Sono in pochi a saperlo, ma in molti a sperimentarlo: calli e cicatrici possono comportarsi come piccole “antenne meteo”, capaci di percepire in anticipo i cambiamenti atmosferici. Non si tratta di magia, ma di una sensibilità particolare del nostro corpo. Quando sta per arrivare la pioggia, ad esempio, una vecchia cicatrice può dare un leggero fastidio, una tensione o un prurito sottile. Lo stesso può accadere con i calli, che sembrano “annunciare” il cambio del tempo con diverse ore di anticipo.
Il meccanismo fisiopatologico non è ancora del tutto chiarito, ma le ipotesi più accreditate lo collegano alle variazioni della pressione atmosferica: quando questa diminuisce, i tessuti possono espandersi leggermente e stimolare le terminazioni nervose, soprattutto in aree già modificate come le cicatrici. È una risposta delicata, ma reale, che rende alcune persone più sensibili di altre.
Esistono infatti individui definiti meteoropatici, ovvero soggetti che manifestano sintomi in relazione ai cambiamenti climatici. La meteoropatia può presentarsi con spossatezza, irritabilità, difficoltà di concentrazione e cefalea, soprattutto in presenza di vento caldo e umido come lo scirocco. Non è raro sentirsi “scarichi” o inquieti proprio nelle giornate in cui il tempo sta per peggiorare.
Al contrario, il ritorno di aria fresca e secca, come quella portata dalla tramontana, spesso coincide con una sensazione di sollievo e recupero del benessere. Questo accade perché il nostro organismo reagisce non solo alla pressione, ma anche a umidità, temperatura e luminosità, fattori che influenzano il ritmo sonno-veglia e la produzione di ormoni come serotonina e melatonina.
Curiosamente, anche alcune patologie sembrano seguire un andamento stagionale. Disturbi come la gastrite o l’ulcera peptica tendono a riacutizzarsi soprattutto in autunno e primavera, periodi di transizione in cui il corpo deve adattarsi a nuovi equilibri climatici e ritmi di vita.
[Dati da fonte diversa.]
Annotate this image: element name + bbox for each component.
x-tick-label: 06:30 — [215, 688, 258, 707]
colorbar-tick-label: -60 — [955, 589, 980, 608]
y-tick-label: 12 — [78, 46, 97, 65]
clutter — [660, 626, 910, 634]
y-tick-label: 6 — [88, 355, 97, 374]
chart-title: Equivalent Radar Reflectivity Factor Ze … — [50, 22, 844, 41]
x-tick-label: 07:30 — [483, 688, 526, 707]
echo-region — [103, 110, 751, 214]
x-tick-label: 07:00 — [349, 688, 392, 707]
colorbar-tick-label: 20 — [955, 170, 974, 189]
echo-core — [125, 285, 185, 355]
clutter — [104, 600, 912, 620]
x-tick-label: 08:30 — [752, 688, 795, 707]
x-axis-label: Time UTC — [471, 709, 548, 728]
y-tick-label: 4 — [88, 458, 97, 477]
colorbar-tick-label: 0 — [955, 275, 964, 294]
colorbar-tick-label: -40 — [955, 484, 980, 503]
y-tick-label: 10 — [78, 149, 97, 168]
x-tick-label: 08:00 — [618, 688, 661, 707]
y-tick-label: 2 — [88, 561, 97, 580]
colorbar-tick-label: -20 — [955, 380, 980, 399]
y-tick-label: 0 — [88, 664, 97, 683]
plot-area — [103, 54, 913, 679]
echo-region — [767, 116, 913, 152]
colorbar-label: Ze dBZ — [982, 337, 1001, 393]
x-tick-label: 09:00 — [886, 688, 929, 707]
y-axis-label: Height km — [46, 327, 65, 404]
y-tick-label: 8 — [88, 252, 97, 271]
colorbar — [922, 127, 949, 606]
Un’altra curiosità riguarda la percezione soggettiva: alcune persone giurano di “sentire” il tempo cambiare nel proprio corpo, proprio come altri dichiarano di percepire le fasi lunari. Tuttavia, mentre l’influenza del clima sul nostro organismo è supportata da basi fisiologiche, quella della luna resta più legata alla tradizione che alla scienza.
In definitiva, il nostro corpo è molto più connesso all’ambiente di quanto immaginiamo. Non è una stazione meteorologica precisa come un satellite, ma può comunque cogliere segnali sottili del mondo che cambia—trasformandoli in sensazioni, piccoli disagi o, talvolta, veri e propri campanelli d’allarme.